When a sinusoidal voltage is applied to a non-linear circuit, both the resulting current and the voltage waveform become non-sinusoidal. Through Fourier series decomposition of these non-sinusoidal waves, the component with a frequency equal to the power system frequency is identified as the fundamental wave, while components with frequencies higher than the fundamental are termed harmonics. A vast majority of loads in widespread use today—such as rectifiers, variable frequency drives (VFDs), UPS systems, elevators, air conditioners, energy-saving lamps (fluorescent lights), photocopiers, and household appliances—are non-linear. These loads generate significant harmonic currents that are injected into the power grid, causing voltage distortion; such harmonic "pollution" poses serious risks to both the grid and end-users. Furthermore, impulsive and fluctuating loads—such as electric arc furnaces and welding equipment—not only generate substantial high-order harmonics during operation but also cause power quality issues like voltage fluctuations, flicker, and three-phase unbalance, thereby jeopardizing the safe operation of the power grid.

Impact of harmonics on the power grid. Capacitors used for reactive power compensation are widespread in power grids; at certain frequencies, conditions for series or parallel resonance may be met. When harmonic levels are sufficiently high, dangerous overvoltages or overcurrents can occur, often damaging electrical components and equipment and seriously compromising the safe operation of the power system.

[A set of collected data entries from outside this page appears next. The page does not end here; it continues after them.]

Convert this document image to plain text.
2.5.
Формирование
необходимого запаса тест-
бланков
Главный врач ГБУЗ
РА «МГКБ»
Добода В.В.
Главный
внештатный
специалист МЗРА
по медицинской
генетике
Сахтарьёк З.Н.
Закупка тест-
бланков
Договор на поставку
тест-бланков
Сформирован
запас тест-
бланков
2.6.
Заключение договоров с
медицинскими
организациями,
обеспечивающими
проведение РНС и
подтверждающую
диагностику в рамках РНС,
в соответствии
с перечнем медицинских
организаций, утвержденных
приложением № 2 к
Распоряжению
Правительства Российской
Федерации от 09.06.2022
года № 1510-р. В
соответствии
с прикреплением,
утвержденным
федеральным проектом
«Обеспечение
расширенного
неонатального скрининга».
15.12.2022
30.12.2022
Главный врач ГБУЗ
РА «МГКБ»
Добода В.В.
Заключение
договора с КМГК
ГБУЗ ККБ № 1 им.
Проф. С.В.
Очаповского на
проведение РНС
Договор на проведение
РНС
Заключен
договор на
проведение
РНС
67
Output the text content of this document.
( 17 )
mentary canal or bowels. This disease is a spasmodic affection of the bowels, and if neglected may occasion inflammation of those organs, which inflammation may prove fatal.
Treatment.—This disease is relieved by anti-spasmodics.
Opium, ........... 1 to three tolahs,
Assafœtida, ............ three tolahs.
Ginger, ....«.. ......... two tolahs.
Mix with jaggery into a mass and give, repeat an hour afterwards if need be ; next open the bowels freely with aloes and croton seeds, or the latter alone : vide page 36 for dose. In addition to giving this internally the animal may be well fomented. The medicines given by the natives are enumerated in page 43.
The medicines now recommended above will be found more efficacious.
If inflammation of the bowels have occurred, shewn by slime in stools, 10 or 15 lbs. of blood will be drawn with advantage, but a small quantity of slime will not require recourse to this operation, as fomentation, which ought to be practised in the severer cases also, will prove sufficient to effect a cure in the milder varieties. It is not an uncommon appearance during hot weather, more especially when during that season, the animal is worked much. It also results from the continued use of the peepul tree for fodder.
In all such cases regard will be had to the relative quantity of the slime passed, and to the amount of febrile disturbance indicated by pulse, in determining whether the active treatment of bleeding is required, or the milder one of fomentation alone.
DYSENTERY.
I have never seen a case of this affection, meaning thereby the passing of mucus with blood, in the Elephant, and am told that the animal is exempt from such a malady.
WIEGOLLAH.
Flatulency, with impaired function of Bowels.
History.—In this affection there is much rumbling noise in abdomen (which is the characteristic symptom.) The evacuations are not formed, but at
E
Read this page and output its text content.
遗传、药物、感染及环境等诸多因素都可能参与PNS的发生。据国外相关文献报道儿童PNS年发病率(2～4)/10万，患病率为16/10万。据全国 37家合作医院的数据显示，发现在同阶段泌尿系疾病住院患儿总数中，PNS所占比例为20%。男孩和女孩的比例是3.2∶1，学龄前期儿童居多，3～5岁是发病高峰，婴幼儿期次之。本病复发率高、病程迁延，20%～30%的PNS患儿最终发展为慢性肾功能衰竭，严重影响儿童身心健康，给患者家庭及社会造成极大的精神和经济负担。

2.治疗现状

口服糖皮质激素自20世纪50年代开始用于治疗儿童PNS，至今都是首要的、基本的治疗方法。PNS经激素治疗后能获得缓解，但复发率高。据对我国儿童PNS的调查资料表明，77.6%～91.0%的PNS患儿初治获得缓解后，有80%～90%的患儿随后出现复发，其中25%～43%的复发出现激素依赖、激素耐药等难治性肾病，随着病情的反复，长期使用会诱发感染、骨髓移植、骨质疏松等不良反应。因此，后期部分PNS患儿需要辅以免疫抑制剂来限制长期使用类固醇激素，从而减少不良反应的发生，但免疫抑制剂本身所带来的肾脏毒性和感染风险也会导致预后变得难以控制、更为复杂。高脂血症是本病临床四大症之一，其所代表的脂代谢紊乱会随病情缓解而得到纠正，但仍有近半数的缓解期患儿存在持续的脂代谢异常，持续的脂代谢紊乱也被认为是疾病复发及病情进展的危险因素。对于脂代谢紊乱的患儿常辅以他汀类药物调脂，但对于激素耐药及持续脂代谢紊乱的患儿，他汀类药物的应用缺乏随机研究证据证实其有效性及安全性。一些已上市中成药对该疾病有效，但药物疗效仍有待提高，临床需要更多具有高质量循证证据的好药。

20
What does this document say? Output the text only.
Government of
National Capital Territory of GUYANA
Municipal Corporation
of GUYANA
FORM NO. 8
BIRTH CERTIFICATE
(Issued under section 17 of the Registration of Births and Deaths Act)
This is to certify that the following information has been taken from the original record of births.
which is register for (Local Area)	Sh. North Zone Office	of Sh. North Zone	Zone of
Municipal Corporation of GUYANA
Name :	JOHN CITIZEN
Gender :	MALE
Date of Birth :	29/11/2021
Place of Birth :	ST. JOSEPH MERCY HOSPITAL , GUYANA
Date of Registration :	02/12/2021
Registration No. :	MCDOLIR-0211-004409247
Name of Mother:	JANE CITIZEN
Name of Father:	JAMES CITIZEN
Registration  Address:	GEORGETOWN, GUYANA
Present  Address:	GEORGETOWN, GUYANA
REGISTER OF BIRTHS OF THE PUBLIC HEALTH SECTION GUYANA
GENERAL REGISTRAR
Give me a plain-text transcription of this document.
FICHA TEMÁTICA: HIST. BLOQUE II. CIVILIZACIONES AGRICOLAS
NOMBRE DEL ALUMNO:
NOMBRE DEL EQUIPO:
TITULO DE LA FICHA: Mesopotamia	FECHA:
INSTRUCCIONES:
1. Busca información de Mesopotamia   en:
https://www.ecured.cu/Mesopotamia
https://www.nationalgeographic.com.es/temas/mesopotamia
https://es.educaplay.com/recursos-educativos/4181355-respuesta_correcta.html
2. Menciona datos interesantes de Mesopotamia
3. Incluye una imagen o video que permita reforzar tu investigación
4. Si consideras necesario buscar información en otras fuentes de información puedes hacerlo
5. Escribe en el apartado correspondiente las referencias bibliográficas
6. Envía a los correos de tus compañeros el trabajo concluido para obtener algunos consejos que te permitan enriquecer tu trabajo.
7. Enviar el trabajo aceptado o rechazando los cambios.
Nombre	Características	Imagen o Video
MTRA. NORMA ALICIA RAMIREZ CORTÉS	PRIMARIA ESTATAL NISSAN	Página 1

Impact of harmonics on rotating electrical machines. Harmonics primarily cause additional losses and overheating in rotating machines, by mechanical vibration, noise, and harmonic voltages. These effects shorten the machine's lifespan and, in severe cases, can even cause damage.

Impact of harmonics on transformers. When harmonic currents from harmonic sources flow into a transformer, the primary impact is an increase in copper and iron losses, leading to elevated heat generation and noise.

Interference of harmonics with communication systems. Harmonic interference introduces noise into communication systems; severe interference can result in signal loss and may even pose risks to equipment and personal safety.

To address the aforementioned complex issues, comprehensive mitigation using grid filtering devices is required to resolve the problem of grid harmonic pollution. This led to the emergence of the Active Power Filter (APF). As a power electronic device capable of dynamic harmonic current compensation, the APF differs from traditional passive filters by being unaffected by system impedance; it offers rapid response, automatic tracking and compensation, high harmonic filtering efficiency, and a compact footprint. The deployment of active filtering devices plays a vital role in ensuring power quality, reducing grid losses, and minimizing the occurrence of accidents.